To set it up, click Alert on the service level summary or alert conditions pages, and select the Error budget consumption option.
Go to one.newrelic.com > All capabilities > Service Levels > Choose a service level and then click Alert conditions under the Settings option. Click the Alert button to open the side panel.
You'll need to select an existing alert policy or create a new one to continue.
If you want to set a different threshold, click Customize and follow the steps on the alert configuration card.
Alerting on SLO compliance
If you want to set up an alert for when your SLO goes below its target for an extended period, you can select the SLO compliance option.
If your SLI is volatile, this type of alert might have low precision. Therefore, you should use a burn rate alert instead to mitigate it.
Setting up your own error budget burn rate thresholds
If you don't want to follow Google's recommendation for fast-burn alerts, you can set up your own thresholds.
Set your condition thresholds
The error budget burn rate indicates how fast the service consumes the error budget, taking into account the whole SLO period. Here's a formula for calculating it:
critical burn rate = (tolerated budget consumption * SLO period [h]) / (evaluation period [h])
- Tolerated budget consumption: How much budget you tolerate to consume in the evaluation period.
- SLO period: time window of your SLO (generally, in hours).
- Evaluation period: aggregation window we are taking into consideration (you can use 1 hour on the alert condition aggregation window for simplicity).
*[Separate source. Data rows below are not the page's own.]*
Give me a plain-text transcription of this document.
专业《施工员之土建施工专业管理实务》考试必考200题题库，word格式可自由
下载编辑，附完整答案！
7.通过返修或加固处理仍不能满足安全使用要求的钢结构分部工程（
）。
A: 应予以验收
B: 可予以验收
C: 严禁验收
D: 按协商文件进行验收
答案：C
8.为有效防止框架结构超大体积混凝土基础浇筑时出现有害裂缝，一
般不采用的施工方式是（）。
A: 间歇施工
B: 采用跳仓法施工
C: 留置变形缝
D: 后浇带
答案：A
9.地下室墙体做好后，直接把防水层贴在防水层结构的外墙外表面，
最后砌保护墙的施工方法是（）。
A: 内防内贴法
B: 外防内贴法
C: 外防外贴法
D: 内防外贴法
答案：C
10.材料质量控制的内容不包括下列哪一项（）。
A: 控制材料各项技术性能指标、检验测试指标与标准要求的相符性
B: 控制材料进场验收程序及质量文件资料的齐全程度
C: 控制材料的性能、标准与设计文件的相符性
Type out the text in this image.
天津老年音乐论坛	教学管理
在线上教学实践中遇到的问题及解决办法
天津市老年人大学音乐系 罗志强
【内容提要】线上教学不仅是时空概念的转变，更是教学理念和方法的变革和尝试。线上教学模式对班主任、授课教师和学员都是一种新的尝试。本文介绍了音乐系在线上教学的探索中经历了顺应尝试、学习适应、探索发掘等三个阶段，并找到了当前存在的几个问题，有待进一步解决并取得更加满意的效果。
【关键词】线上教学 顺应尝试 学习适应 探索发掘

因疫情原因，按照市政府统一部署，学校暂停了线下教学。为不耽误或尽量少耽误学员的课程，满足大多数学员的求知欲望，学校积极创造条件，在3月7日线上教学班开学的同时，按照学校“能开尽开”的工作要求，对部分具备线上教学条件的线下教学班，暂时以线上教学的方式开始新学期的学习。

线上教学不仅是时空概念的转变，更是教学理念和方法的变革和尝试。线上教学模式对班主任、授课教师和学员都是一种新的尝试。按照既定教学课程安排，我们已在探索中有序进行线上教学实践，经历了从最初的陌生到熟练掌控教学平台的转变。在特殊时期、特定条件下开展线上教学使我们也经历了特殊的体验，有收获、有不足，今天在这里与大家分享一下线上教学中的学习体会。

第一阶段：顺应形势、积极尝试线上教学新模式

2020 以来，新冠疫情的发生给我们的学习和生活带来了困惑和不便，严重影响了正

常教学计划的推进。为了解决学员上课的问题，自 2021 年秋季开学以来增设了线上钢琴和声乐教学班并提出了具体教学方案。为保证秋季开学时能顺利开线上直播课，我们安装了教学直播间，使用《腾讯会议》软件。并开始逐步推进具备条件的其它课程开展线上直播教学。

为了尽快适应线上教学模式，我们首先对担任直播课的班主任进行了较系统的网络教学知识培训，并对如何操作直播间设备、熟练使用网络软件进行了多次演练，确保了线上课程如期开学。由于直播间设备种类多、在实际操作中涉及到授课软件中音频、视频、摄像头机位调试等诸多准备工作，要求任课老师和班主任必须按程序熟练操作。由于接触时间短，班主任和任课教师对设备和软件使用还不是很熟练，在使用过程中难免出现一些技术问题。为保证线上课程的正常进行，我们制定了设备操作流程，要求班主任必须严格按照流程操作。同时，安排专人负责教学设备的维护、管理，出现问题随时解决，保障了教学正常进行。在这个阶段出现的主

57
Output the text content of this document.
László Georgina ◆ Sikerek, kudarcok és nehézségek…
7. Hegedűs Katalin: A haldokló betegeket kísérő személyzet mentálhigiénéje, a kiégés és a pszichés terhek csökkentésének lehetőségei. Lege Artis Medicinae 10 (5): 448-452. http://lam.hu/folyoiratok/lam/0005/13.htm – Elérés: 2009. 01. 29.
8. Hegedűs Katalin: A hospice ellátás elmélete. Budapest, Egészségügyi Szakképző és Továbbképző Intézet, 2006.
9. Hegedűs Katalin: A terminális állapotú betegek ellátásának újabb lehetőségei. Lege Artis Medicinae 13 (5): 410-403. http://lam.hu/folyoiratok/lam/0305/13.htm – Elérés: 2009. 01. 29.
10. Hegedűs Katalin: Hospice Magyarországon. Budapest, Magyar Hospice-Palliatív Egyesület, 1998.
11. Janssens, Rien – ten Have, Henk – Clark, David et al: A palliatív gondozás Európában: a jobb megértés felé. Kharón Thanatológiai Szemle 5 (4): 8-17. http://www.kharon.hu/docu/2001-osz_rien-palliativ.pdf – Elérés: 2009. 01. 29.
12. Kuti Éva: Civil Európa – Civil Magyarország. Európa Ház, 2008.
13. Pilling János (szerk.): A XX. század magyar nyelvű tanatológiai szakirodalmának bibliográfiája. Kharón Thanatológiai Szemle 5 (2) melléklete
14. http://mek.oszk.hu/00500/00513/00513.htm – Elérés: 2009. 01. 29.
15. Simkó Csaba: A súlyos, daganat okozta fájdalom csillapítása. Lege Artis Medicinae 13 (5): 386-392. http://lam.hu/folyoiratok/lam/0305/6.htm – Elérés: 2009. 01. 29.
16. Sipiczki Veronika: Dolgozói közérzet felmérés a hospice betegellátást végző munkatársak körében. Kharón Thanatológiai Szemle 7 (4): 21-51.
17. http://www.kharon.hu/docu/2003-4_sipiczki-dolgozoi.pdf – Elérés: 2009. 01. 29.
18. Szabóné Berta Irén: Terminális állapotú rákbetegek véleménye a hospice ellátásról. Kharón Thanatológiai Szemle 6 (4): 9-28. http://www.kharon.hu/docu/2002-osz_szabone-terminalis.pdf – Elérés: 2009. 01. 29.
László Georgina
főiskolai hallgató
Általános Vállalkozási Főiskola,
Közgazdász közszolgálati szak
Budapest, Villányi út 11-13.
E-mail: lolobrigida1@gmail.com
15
However, considering that the maximum error rate that can ever occur is 100%, it means that there's also a maximum burn rate and therefore the critical burn rate must be in the range of:
0 < critical burn rate < maximum burn rate
Where the maximum burn rate value is calculated as follows:
maximum burn rate = 1 / (1 - SLO target)
Finally, in order to define your alert threshold, you will multiply the critical burn rate per hour by the error budget:
threshold = error budget * critical burn rate
Example
Let's see how this works with an example for a 28 day SLO with a 99.9% target.
For a 28 day SLO, Google recommends alerting on a 2% SLO budget consumption in the last hour. That means that if you keep burning the budget at the same rate, you would breach your SLO in 50 hours (resulting from 100% / 2%
).
Then we have the following variables:
- SLO target:
99.9%
- SLO period:
28 days (28 * 24 hours)
- Tolerated budget consumption:
2% (0.02)
- Evaluation period:
1 hour
Therefore:
critical burn rate per hour = (0.02 * 28 * 24) / 1 = 13.44
Where the maximum possible burn rate value for the SLO is:
maximum burn rate = 1 / (1 - 0.999) = 1000
And finally:
threshold = 0.1 * 13.44 = 1.344
This would be a value that you would use as the alert condition threshold: Open an incident when the query returns a value above the threshold (in this example, 1.344), at least once in the evaluation period (in this example, 60 minutes).
Important
If you edit the SLO target on the Service levels side, remember to edit the target on the alert condition as well.
Settings
It's important to tune the additional parameters of this alert condition.
Set the window duration to the evaluation period. Following the previous example, you would set 60 minutes, meaning the alert system would aggregate 60 minutes of data.
Important
The evaluation period supports aggregating up to 2 hours of data.
You can use a 60 seconds slide by interval, so that every minute New Relic evaluates the 60 previous minutes of data.
Next, connect the condition to the policy that determines how notifications are managed.
Last, you can choose when to automatically close any open incidents.
Understand the service levels default alert policy
The service levels default alert policy was introduced, at account level, so that the service levels health status is based on its remaining error budget. This improves your experience when using other New Relic products, such as New Relic Navigator and workloads.
This alert policy will not trigger any notifications, and in case you prefer not to have the entity health based on its error budget consumption, you can easily delete this policy. Although, deleting the policy is permanent, and it will affect existing and new service levels for that account.